Transcription Rene Derhy :
Late payments and unpaid invoices can weaken a company’s cash flow and jeopardise its future. It is therefore essential for a company to structure its customer accounts, which can represent up to 40% of its assets. To monitor the solvency of these customers and prospects, to be compensated in the event of non-payment and to entrust an expert with the collection of its receivables.

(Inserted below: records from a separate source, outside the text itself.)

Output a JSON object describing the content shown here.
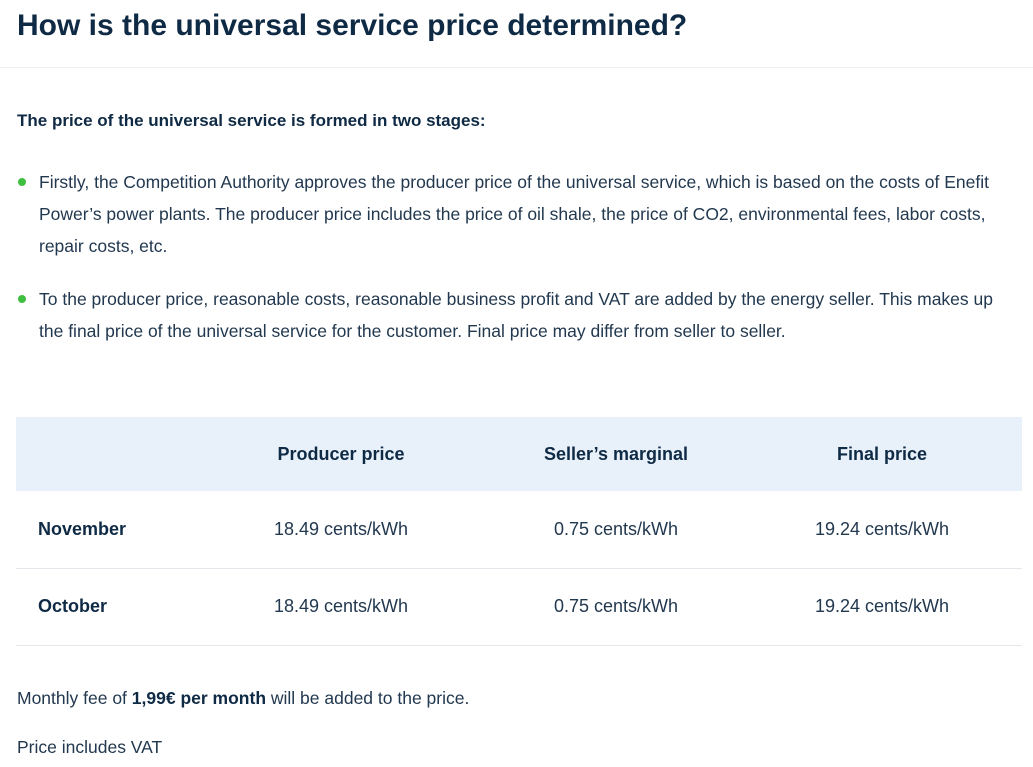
{
  "header": {
    "title": "How is the universal service price determined?"
  },
  "intro": "The price of the universal service is formed in two stages:",
  "stages": [
    "Firstly, the Competition Authority approves the producer price of the universal service, which is based on the costs of Enefit Power’s power plants. The producer price includes the price of oil shale, the price of CO2, environmental fees, labor costs, repair costs, etc.",
    "To the producer price, reasonable costs, reasonable business profit and VAT are added by the energy seller. This makes up the final price of the universal service for the customer. Final price may differ from seller to seller."
  ],
  "colors": {
    "heading": "#0f2a44",
    "bullet": "#3fbf3f",
    "table_header_bg": "#e8f1fa",
    "row_divider": "#e3e7eb"
  },
  "table": {
    "columns": [
      "",
      "Producer price",
      "Seller’s marginal",
      "Final price"
    ],
    "rows": [
      {
        "month": "November",
        "producer": "18.49 cents/kWh",
        "marginal": "0.75 cents/kWh",
        "final": "19.24 cents/kWh"
      },
      {
        "month": "October",
        "producer": "18.49 cents/kWh",
        "marginal": "0.75 cents/kWh",
        "final": "19.24 cents/kWh"
      }
    ]
  },
  "fee": {
    "prefix": "Monthly fee of ",
    "amount": "1,99€ per month",
    "suffix": " will be added to the price."
  },
  "vat_note": "Price includes VAT"
}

Credit Power, for example, has taken a new step forward by making credit insurance more effective. This solution enables companies to optimise their cover against non-payment, reduce their payment times and facilitate their access to finance.
[Jean-Marie Sellier, CFO]
« It’s a solution that goes further than credit insurance because it integrates the whole of the trade receivable. It is not only interested in the customers of the insured zone but in all our customers. Finally, there is a very sophisticated customer reminder module and the premium is calculated on the basis of outstanding receivables. Secondly, it is not a fixed software, i.e. we can request specific developments for the company. Finally, it has allowed us to improve the DSO because of the premium calculation.
Credit Power is a web-based platform accessible via any browser. Developed in the cloud, it offers simplicity, security and maximum confidentiality.

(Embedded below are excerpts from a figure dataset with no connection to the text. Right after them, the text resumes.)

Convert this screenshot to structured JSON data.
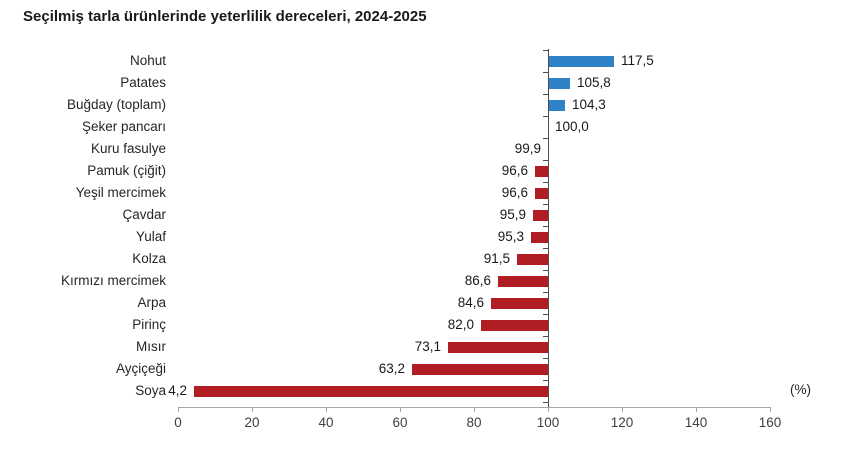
{
  "title": "Seçilmiş tarla ürünlerinde yeterlilik dereceleri, 2024-2025",
  "chart_data": {
    "type": "bar",
    "orientation": "horizontal",
    "baseline": 100,
    "categories": [
      "Nohut",
      "Patates",
      "Buğday (toplam)",
      "Şeker pancarı",
      "Kuru fasulye",
      "Pamuk (çiğit)",
      "Yeşil mercimek",
      "Çavdar",
      "Yulaf",
      "Kolza",
      "Kırmızı mercimek",
      "Arpa",
      "Pirinç",
      "Mısır",
      "Ayçiçeği",
      "Soya"
    ],
    "values": [
      117.5,
      105.8,
      104.3,
      100.0,
      99.9,
      96.6,
      96.6,
      95.9,
      95.3,
      91.5,
      86.6,
      84.6,
      82.0,
      73.1,
      63.2,
      4.2
    ],
    "value_labels": [
      "117,5",
      "105,8",
      "104,3",
      "100,0",
      "99,9",
      "96,6",
      "96,6",
      "95,9",
      "95,3",
      "91,5",
      "86,6",
      "84,6",
      "82,0",
      "73,1",
      "63,2",
      "4,2"
    ],
    "xlim": [
      0,
      160
    ],
    "xticks": [
      0,
      20,
      40,
      60,
      80,
      100,
      120,
      140,
      160
    ],
    "xtick_labels": [
      "0",
      "20",
      "40",
      "60",
      "80",
      "100",
      "120",
      "140",
      "160"
    ],
    "unit_label": "(%)",
    "grid": false,
    "legend": false,
    "colors": {
      "above_baseline": "#2e82c5",
      "below_baseline": "#b01e24",
      "axis": "#a6a6a6",
      "baseline_axis": "#4d4d4d"
    }
  }
}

[Amaury de La Lance, founder of Aston iTF]
« New technologies and in particular the Cloud and Big Data bring 3 innovative advantages to Credit Power.
The first advantage is simplicity. Simplicity in use because the ergonomics are personalised according to each type of user and each job in the company.

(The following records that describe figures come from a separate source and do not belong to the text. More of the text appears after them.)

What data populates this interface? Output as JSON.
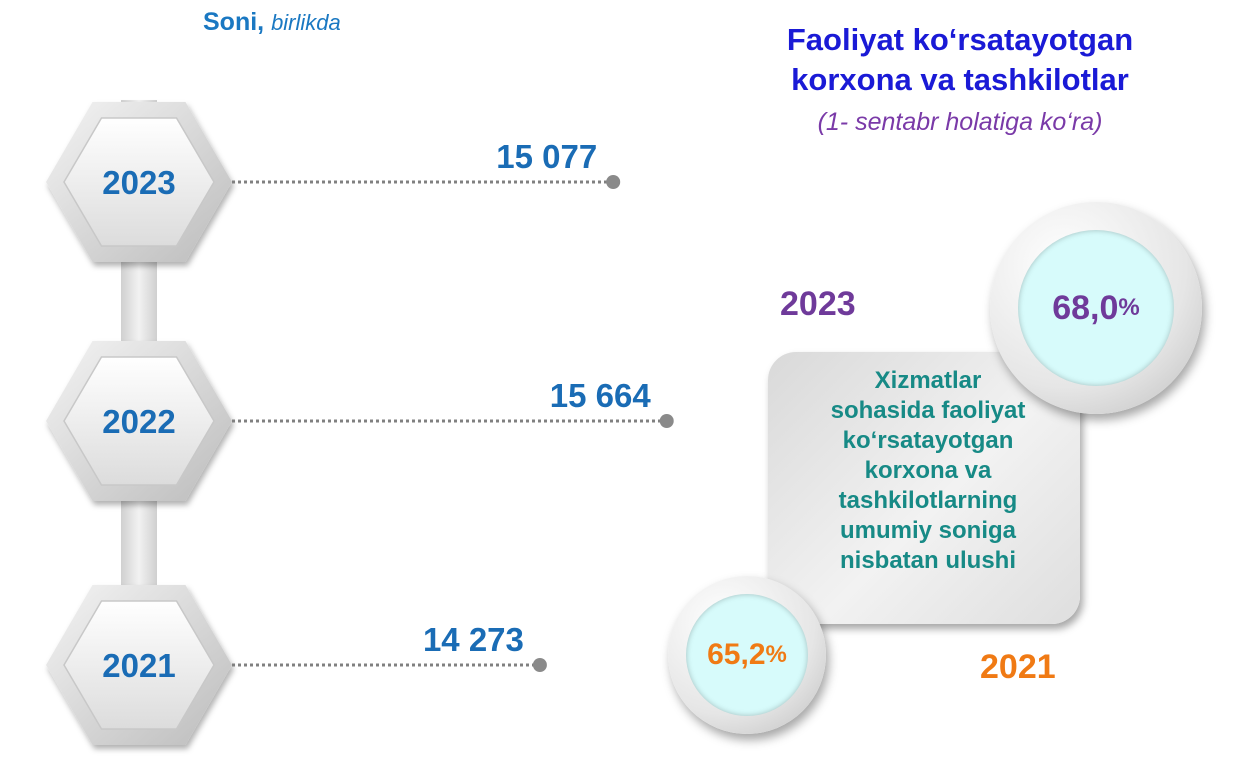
{
  "header": {
    "unit_bold": "Soni,",
    "unit_italic": "birlikda",
    "title_line1": "Faoliyat ko‘rsatayotgan",
    "title_line2": "korxona va tashkilotlar",
    "subtitle": "(1- sentabr holatiga ko‘ra)"
  },
  "chart_data": [
    {
      "type": "bar",
      "categories": [
        "2023",
        "2022",
        "2021"
      ],
      "values": [
        15077,
        15664,
        14273
      ],
      "value_labels": [
        "15 077",
        "15 664",
        "14 273"
      ],
      "title": "Faoliyat ko‘rsatayotgan korxona va tashkilotlar",
      "subtitle": "(1- sentabr holatiga ko‘ra)",
      "ylabel": "Soni, birlikda",
      "xlim": [
        14000,
        15700
      ]
    },
    {
      "type": "table",
      "title": "Xizmatlar sohasida faoliyat ko‘rsatayotgan korxona va tashkilotlarning umumiy  soniga nisbatan ulushi",
      "categories": [
        "2023",
        "2021"
      ],
      "values": [
        68.0,
        65.2
      ],
      "value_labels": [
        "68,0",
        "65,2"
      ],
      "unit": "%"
    }
  ],
  "share": {
    "description": "Xizmatlar sohasida faoliyat ko‘rsatayotgan korxona va tashkilotlarning umumiy  soniga nisbatan ulushi",
    "lines": [
      "Xizmatlar",
      "sohasida faoliyat",
      "ko‘rsatayotgan",
      "korxona va",
      "tashkilotlarning",
      "umumiy  soniga",
      "nisbatan ulushi"
    ],
    "year_2023": "2023",
    "value_2023": "68,0",
    "year_2021": "2021",
    "value_2021": "65,2",
    "pct_sign": "%"
  },
  "colors": {
    "year_blue": "#1a6cb5",
    "title_blue": "#1a1ad6",
    "subtitle_purple": "#7a3aa8",
    "accent_2023": "#6f3a9a",
    "accent_2021": "#f07a14",
    "card_text": "#178a86",
    "circle_fill": "#d7fbfb"
  }
}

The second advantage is power. The power linked to Cloud Computing. It is the ability to equip companies of all sizes, from SMEs to the largest international groups.
The third advantage is provided by collaborative networks. The collaborative aspect is the ability to connect both in the office and on the move, on the phone or on a tablet.
In a context of crisis, where payment times are getting longer and cash flow is becoming tighter, being able to optimise the management of one’s accounts receivable is becoming a priority in order to have more liquidity, reduce working capital requirements and protect profitability.